Thanks to some feedback from rOpenSci colleagues, I came up with a 3-part solution to this:

  1. Clear out tempfiles more frequently: By default, raster keeps tempfiles between sessions, removing only those of a certain age when the session begins. The default age is a week. Frankly, none of my users reuse these tempfiles as far as I can tell. So I changed the age to one hour, by adding options(rasterTmpTime = 1) to my Rprofile.site file. Practically, many users just leave their RStudio session open indefinitely, though, so in many cases this doesn’t prevent accumulation.

  2. Move items to disk less frequently: raster has some nice machinery to estimate the memory needed for a task and move data to disk if it is not available. However, it turns out that it also has a default upper limit of 100MB for any task. I have much more RAM than this available, so I also added options(rasterMaxMemory = 1e10) to change this to 10GB.

  3. Move tempfiles to users’ own home directories: Users weren’t generally aware of the accumulation of temporary files because they were outside of their own directories. I wanted each user to have their own tempfile directory so they could view and delete temporary files they generated.

    In theory this is supposed to be set by the TMP or TEMPDIR environment variables, but because of the way this is implemented in R, one can’t set a user-specific path like ~/tmp/ or $HOME/tmp/ in Renviron.site; path expansion is not performed. Thankfully, Simon Urbanek’s unixtools package (GitHub only) has a nice utility for resetting the temp directory. I’ve installed this on my server and added these lines to Rprofile.site:

    if(!dir.exists(path.expand("~/tmp"))) dir.create(path.expand("~/tmp"))
    unixtools::set.tempdir(path.expand("~/tmp"))
    

    Now all my users have visible ~/tmp/ directory in their home folder where temporary R session files go. It’s easy for them to see when they are using a lot of space, and easy for me to see who is taking up space with a quick sudo ncdu /home.

P.S.: You’ll find my Rprofile.site and the rest of the configuration in my server Docker image


#2

Minor comment: I think the reason why it doesn’t work to set TMPDIR (sic!) in Renviron is because R sets up the temp folder very early on in the startup process way before Renviron/Rprofile files are processed. The TMPDIR (or TMP or TEMP) must be set before launching R, e.g.

$ TEMPDIR=$HOME/tmp R -e "tempdir()"

or simply in /etc/bashrc - though that would affect all processes, not just R.

Didn’t know about unixtools::set.tempdir() - looks neat.


#3

Great suggestions, thanks ! Point 2 seems particularly “promising”.

I’ll add my 2 cents: an alternative solution I find useful to avoid accumulation of large rasters is to explicitly specify to save to a “tiff” file (even temporary if I don’t need it later) whenever possible.

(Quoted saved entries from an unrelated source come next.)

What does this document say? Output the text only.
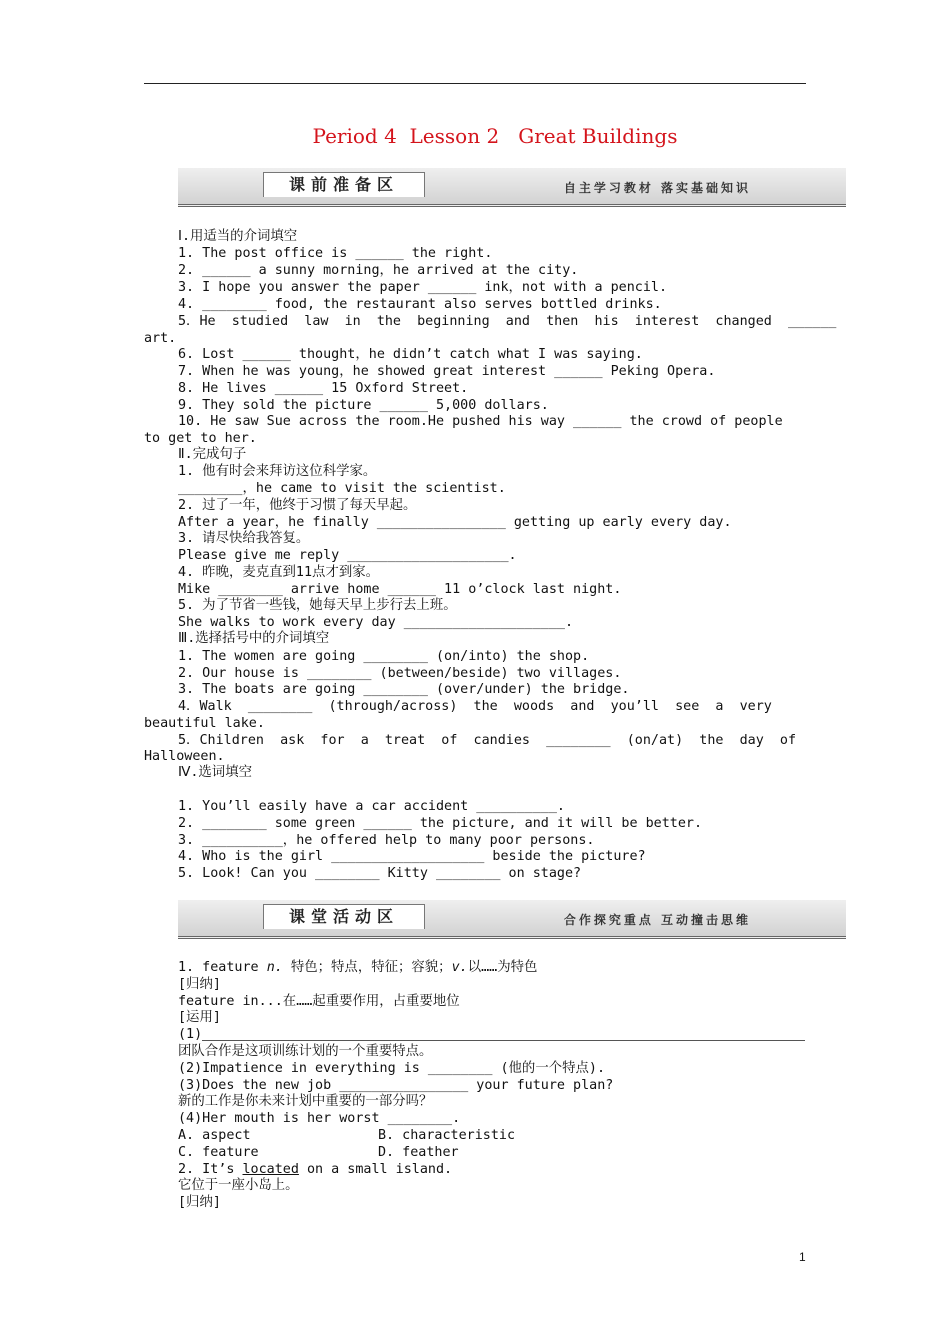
Period 4  Lesson 2   Great Buildings
课前准备区	自主学习教材 落实基础知识
Ⅰ.用适当的介词填空
1. The post office is ______ the right.
2. ______ a sunny morning，he arrived at the city.
3. I hope you answer the paper ______ ink，not with a pencil.
4. ________ food, the restaurant also serves bottled drinks.
5．He  studied  law  in  the  beginning  and  then  his  interest  changed  ______
art.
6. Lost ______ thought，he didn’t catch what I was saying.
7. When he was young，he showed great interest ______ Peking Opera.
8. He lives ______ 15 Oxford Street.
9. They sold the picture ______ 5,000 dollars.
10. He saw Sue across the room.He pushed his way ______ the crowd of people
to get to her.
Ⅱ.完成句子
1. 他有时会来拜访这位科学家。
________，he came to visit the scientist.
2. 过了一年，他终于习惯了每天早起。
After a year，he finally ________________ getting up early every day.
3. 请尽快给我答复。
Please give me reply ____________________.
4. 昨晚，麦克直到11点才到家。
Mike ________ arrive home ______ 11 o’clock last night.
5. 为了节省一些钱，她每天早上步行去上班。
She walks to work every day ____________________.
Ⅲ.选择括号中的介词填空
1. The women are going ________ (on/into) the shop.
2. Our house is ________ (between/beside) two villages.
3. The boats are going ________ (over/under) the bridge.
4．Walk  ________  (through/across)  the  woods  and  you’ll  see  a  very
beautiful lake.
5．Children  ask  for  a  treat  of  candies  ________  (on/at)  the  day  of
Halloween.
Ⅳ.选词填空
1. You’ll easily have a car accident __________.
2. ________ some green ______ the picture, and it will be better.
3. __________，he offered help to many poor persons.
4. Who is the girl ___________________ beside the picture?
5. Look! Can you ________ Kitty ________ on stage?
课堂活动区	合作探究重点 互动撞击思维
1. feature n. 特色；特点，特征；容貌；v.以……为特色
[归纳]
feature in...在……起重要作用，占重要地位
[运用]
(1)
团队合作是这项训练计划的一个重要特点。
(2)Impatience in everything is ________ (他的一个特点).
(3)Does the new job ________________ your future plan?
新的工作是你未来计划中重要的一部分吗？
(4)Her mouth is her worst ________.
A. aspect	B. characteristic
C. feature	D. feather
2. It’s located on a small island.
它位于一座小岛上。
[归纳]
1
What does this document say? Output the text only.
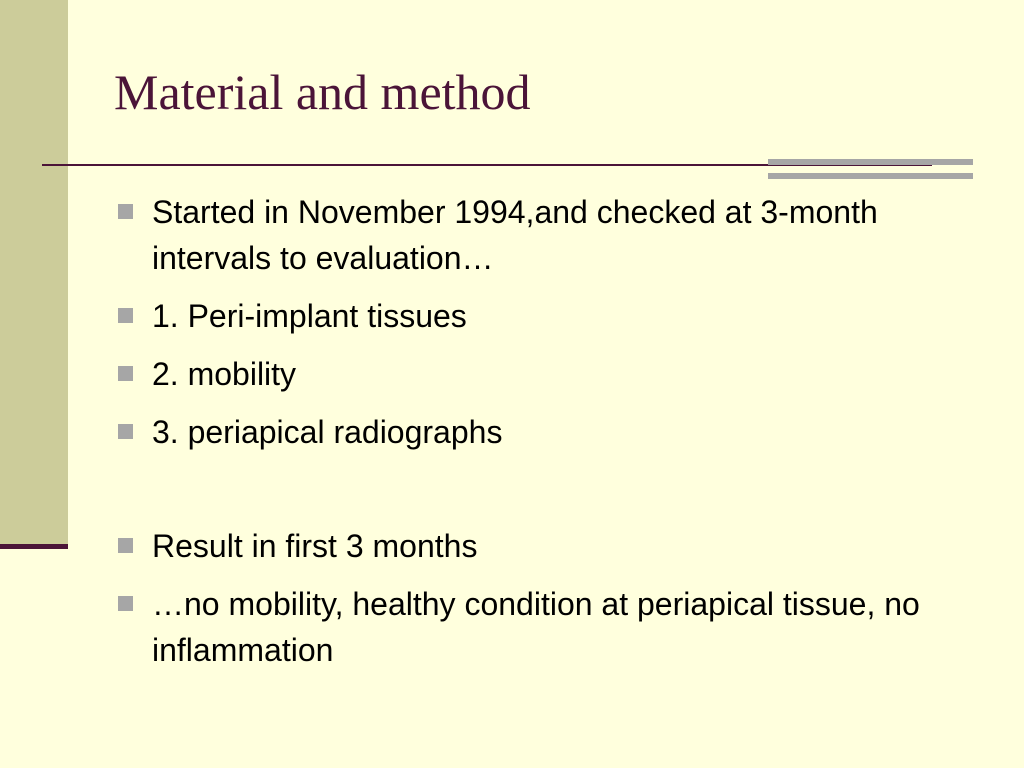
Material and method
Started in November 1994,and checked at 3-month intervals to evaluation…
1. Peri-implant tissues
2. mobility
3. periapical radiographs
Result in first 3 months
…no mobility, healthy condition at periapical tissue, no inflammation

Most raster functions (e.g., calc, overlay, crop, mask, etc.) allow this through the filename argument, and results are still accessible in the “usual” ways.
Since this allows also to specify compression options, using for example:

filename = tempfile(fileext = ".tif"),
options   = "COMPRESS=LZW"

allows to save a lot of space thanks to the efficiency of TIF compression, in particular for categorical data or data containing a lot of NAs (explicitly setting the datatype when possible, thus avoiding the “auto” saving as FLT4S can also help).

This has however some consequences on performance due to compressing/decompressing (I’d be curious to see some benchmarks concerning trade-offs between reduction in speed due to comp/decomp and (possible) gains due to reduced time needed to read/write on/to disk).